Alla vigilia degli ottant’anni Sambati appare un pellegrino poetico del teatro e del mondo che pur praticando una adamantina poesia-pensiero diffida, appunto, di questo pensare umano sempre terribilmente distruttivo e nichilistico se non è profondamente raccordato con i ritmi, i respiri, i cicli della terra e della natura. La voce del viandante poetico Sambati, pur non ostentando toni oracolari o vaticinanti, indaga palesemente la mappa delle strade perdute verso l’assoluto. Non a caso rivolgendosi ad altri ipotetici camminanti afferma: “E nel fiato perso delle parole – chimere che mai / furono certezze – sfiorando l’impercettibile / del tutto // All’infinito, vita”.
Nonostante certe apparenti somiglianze il cursus poetico di Marcello è molto diverso dalle testualità di Mariangela Gualtieri, rinomata attrice-autrice in versi del Teatro Valdoca di Cesena. Nella Gualtieri vi è un eccesso di creaturalità enfatica (qualcuno potrebbe dire ‘buonista’), che spinge il pedale della visione parenetica, della vibrazione emotivo-sentimentale accorata, di una gioiosità artificiosa. Sambati di contro rifugge dai diorami del dover essere, la sua è una voce sommessa, liminare, epperò pertinace e sensibile come un sismografo nell’avvertire le oscillazioni dell’umano, troppo umano: “Siamo arrivati – al punto cieco della lingua / alla percezione dell’amorfo, scarto del visibile e via / da seguire // Muovere piccoli passi, meditare un raggio di sole, / coltivare utopie”.

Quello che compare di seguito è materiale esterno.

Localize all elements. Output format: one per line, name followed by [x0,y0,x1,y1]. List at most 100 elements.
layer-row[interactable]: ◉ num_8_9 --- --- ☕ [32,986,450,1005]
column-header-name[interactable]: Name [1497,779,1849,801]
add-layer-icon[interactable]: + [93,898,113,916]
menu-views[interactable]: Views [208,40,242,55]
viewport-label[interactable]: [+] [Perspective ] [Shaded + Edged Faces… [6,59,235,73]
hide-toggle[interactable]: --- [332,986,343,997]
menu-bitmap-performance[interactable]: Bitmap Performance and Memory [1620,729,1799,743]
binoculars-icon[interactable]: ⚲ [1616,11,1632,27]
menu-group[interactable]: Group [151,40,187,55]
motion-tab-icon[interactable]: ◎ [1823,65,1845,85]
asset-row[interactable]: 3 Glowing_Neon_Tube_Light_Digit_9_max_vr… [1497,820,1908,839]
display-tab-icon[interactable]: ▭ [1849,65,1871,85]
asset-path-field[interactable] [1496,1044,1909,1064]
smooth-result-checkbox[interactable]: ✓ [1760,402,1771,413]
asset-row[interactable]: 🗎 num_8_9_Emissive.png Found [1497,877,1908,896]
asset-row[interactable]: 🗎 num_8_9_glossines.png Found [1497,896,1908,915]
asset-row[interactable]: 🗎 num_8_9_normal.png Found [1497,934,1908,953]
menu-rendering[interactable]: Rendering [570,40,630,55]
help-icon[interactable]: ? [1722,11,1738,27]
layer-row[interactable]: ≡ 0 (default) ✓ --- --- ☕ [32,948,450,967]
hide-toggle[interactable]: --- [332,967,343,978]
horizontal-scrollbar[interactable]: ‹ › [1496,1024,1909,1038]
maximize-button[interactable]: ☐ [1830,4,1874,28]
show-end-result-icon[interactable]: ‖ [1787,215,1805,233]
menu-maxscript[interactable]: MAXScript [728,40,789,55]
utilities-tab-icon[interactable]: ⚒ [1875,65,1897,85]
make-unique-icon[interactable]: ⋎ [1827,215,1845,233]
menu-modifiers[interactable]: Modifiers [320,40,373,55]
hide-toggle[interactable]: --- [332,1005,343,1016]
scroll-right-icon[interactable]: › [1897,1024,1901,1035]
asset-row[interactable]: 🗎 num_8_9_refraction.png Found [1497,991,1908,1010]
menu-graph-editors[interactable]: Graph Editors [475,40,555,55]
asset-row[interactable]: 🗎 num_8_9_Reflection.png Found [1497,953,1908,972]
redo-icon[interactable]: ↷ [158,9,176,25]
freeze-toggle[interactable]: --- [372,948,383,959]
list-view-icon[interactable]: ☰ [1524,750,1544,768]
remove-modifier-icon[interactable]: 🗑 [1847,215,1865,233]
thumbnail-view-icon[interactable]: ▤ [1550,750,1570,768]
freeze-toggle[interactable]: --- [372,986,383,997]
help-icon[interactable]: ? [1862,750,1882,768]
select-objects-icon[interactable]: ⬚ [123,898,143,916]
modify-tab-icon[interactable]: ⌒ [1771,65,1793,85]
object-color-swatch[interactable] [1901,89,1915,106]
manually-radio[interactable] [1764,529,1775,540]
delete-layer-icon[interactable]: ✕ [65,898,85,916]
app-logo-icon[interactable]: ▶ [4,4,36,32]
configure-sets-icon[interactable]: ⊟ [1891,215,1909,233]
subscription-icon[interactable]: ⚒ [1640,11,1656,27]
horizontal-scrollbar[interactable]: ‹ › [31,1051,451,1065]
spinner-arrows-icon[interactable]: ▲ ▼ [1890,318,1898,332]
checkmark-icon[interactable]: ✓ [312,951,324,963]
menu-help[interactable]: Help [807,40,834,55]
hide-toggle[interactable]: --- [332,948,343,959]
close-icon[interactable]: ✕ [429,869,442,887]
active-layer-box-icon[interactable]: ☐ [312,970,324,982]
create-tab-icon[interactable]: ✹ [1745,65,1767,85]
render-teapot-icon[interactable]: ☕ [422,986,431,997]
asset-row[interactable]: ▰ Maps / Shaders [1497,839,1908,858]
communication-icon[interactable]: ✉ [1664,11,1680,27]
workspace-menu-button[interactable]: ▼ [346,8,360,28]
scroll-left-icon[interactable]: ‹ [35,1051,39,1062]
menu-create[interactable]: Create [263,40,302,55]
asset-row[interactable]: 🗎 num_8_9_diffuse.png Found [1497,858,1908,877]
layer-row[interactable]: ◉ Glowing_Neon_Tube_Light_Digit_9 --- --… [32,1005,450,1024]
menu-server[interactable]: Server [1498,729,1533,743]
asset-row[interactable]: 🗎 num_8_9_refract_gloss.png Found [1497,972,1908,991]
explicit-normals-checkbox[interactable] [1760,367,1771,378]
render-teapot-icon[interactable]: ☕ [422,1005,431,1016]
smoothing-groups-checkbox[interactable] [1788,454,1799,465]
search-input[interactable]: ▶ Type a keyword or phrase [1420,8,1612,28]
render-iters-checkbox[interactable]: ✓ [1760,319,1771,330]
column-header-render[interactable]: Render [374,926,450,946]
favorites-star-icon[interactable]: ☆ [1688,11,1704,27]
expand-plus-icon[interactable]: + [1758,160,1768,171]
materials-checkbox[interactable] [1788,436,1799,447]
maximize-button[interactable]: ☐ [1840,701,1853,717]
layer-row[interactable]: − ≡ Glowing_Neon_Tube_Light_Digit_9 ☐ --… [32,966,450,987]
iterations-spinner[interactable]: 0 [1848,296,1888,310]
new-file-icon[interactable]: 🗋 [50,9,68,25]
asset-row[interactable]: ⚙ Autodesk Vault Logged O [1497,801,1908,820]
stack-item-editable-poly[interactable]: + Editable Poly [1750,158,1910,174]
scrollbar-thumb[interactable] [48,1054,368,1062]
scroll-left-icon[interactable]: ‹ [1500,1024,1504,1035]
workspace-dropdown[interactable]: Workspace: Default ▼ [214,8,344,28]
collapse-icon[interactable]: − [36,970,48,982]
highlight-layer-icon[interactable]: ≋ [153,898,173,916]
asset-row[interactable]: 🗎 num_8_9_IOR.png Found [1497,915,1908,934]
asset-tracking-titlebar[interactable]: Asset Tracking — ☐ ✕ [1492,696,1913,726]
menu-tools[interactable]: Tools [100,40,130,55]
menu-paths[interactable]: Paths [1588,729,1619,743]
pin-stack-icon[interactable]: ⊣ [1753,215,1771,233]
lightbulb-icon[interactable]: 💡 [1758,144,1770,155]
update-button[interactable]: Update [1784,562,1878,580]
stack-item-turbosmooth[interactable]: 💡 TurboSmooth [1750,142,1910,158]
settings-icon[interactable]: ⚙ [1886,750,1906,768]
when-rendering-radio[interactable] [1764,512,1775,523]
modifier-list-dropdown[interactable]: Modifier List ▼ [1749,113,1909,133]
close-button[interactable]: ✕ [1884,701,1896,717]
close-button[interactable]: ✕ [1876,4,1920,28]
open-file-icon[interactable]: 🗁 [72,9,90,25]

Marcello sa ascoltare la natura, registra al magnetofono i soffi del vento in tutta la gamma sonora del loro flusso aereo, sa appunto meditare su un fiore che sboccia o su una spiga di grano che cresce. Epperò nel mainstream poetico nazionale Sambati non è contemplato, non esiste, la sua eccedenza e peculiarità teatrico-letteraria non è riconosciuta. E questo, per dirla tutta, mi rende ancora più caro l’ascolto della sua inconfondibile voce.